Two capabilities are outlined to measure utilisation beneath every strategy throughout totally different batch sizes.
naive_utilisation attracts token counts from a traditional distribution with avg=500 and std=200, clipped to [200, 2048]. This displays a sensible manufacturing distribution — most responses fall between 200 and 800 tokens, with occasional lengthy ones. For every request, the complete 2048-slot block is pre-allocated regardless.

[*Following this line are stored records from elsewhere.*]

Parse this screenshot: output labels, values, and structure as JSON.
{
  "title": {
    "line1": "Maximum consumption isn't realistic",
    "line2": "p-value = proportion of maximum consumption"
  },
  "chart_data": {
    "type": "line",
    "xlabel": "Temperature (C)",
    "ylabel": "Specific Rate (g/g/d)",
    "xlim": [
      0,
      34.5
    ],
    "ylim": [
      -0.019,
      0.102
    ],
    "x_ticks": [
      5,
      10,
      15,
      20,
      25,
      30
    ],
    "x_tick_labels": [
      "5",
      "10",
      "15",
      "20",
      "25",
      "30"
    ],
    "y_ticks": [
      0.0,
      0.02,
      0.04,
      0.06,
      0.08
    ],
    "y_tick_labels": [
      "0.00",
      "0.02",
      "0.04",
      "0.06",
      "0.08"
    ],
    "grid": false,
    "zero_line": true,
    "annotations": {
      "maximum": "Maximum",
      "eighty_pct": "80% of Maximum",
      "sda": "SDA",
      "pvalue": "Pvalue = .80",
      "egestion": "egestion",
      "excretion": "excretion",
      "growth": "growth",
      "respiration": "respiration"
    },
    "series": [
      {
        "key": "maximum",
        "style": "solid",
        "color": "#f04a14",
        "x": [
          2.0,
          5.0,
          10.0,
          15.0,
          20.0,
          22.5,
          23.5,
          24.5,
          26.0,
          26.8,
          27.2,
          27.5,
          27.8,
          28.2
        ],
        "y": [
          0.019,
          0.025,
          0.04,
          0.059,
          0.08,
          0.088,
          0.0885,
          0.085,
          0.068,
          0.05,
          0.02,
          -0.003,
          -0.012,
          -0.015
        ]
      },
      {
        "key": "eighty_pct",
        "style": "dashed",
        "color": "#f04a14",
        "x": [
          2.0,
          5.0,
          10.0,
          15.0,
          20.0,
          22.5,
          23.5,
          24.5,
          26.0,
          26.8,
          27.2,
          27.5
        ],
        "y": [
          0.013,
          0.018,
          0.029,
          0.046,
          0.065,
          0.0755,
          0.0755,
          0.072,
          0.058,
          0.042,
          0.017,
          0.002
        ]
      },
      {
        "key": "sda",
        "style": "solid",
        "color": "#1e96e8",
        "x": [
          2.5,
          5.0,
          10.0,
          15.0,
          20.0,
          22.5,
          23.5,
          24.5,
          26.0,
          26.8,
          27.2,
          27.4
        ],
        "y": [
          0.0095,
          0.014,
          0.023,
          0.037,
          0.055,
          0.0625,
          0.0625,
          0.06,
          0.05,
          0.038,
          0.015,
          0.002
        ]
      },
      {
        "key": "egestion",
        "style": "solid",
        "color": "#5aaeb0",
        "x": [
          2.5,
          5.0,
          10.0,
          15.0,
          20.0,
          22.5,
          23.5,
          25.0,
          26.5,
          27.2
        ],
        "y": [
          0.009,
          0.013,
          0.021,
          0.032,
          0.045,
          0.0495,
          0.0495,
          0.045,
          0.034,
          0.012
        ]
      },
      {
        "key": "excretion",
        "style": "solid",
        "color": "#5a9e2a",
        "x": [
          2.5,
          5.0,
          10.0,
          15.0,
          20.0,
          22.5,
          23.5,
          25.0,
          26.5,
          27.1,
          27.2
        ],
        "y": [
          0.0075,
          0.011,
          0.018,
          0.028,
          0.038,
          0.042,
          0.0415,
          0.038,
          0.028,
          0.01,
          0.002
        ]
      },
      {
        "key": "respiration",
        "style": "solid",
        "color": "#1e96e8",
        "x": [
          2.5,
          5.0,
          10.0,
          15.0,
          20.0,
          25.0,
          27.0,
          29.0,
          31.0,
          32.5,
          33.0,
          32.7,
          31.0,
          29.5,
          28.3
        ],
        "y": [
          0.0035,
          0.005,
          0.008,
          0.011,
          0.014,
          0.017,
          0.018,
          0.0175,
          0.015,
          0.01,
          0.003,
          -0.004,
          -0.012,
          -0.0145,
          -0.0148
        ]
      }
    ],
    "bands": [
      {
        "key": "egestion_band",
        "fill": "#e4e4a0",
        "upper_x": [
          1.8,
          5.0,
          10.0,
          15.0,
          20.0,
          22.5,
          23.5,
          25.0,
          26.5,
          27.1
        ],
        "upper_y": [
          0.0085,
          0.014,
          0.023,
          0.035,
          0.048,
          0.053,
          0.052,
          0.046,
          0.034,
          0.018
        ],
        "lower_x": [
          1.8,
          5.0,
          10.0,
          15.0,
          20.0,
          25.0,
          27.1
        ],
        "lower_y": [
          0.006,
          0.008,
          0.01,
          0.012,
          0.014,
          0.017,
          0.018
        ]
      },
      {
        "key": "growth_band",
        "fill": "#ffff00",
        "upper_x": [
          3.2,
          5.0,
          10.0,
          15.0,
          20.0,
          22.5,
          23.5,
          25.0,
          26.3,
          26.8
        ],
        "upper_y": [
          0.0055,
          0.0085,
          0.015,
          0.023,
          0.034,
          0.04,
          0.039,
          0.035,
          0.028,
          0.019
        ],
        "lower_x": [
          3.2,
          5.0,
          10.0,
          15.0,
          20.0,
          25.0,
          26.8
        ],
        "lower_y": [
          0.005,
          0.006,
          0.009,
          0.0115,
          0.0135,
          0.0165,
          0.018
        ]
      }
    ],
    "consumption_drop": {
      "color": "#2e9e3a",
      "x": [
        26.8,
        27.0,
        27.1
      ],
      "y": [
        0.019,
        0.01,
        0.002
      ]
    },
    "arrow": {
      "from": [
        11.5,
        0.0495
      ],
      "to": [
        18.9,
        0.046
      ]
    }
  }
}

Utilisation is then actual_tokens_sum / (2048 × n) — the ratio of what was written to what was reserved.
paged_utilisation takes the identical precise token counts however computes what number of pages every request would wish — ceil(tokens / 16). The one waste is the unfilled tail of every request’s final web page, which averages 8 tokens. Utilisation is actual_tokens_sum / (pages_allocated × 16).
The outcomes are run throughout batch sizes of 10, 25, 50, 100, and 200. Naive utilisation hovers round 24% throughout all batch sizes — with some variance at smaller batches on account of sampling noise — which is precisely avg / max_seq = 500 / 2048. It doesn’t enhance with scale as a result of the waste is structural, not statistical.
Paged utilisation sits flat at ~98.5% no matter batch measurement, as a result of the waste per request is bounded by a single partial web page and doesn’t scale with max_seq_len in any respect. The hole between the 2 numbers — roughly 74 proportion factors — is instantly what allows vLLM to suit 2–4× extra concurrent requests into the identical GPU reminiscence.


print("n" + "=" * 60)
print("SECTION 4 -- Utilisation: Naive vs Paged")
print("=" * 60)
def naive_utilisation(n, max_seq=2048, avg=500, std=200):
precise = np.clip(np.random.regular(avg, std, n).astype(int), 200, max_seq)
return precise.sum() / (max_seq * n) * 100, precise
def paged_utilisation(actual_tokens, page_size=PAGE_SIZE):
pages = np.ceil(actual_tokens / page_size).astype(int)
return actual_tokens.sum() / (pages * page_size).sum() * 100
batch_sizes = [10, 25, 50, 100, 200]
naive_u, paged_u = [], []
print(f"n {'Batch':>6} {'Naive':>8} {'Paged':>8}")
for bs in batch_sizes:
nu, precise = naive_utilisation(bs)
pu = paged_utilisation(precise)
naive_u.append(nu)
paged_u.append(pu)
print(f" {bs:>6} {nu:>7.1f}% {pu:>7.1f}%")

Try the Full Pocket book right here. Additionally, be at liberty to observe us on Twitter and don’t neglect to affix our 120k+ ML SubReddit and Subscribe to our E-newsletter. Wait! are you on telegram? now you’ll be able to be part of us on telegram as properly.

I’m a Civil Engineering Graduate (2022) from Jamia Millia Islamia, New Delhi, and I’ve a eager curiosity in Knowledge Science, particularly Neural Networks and their software in numerous areas.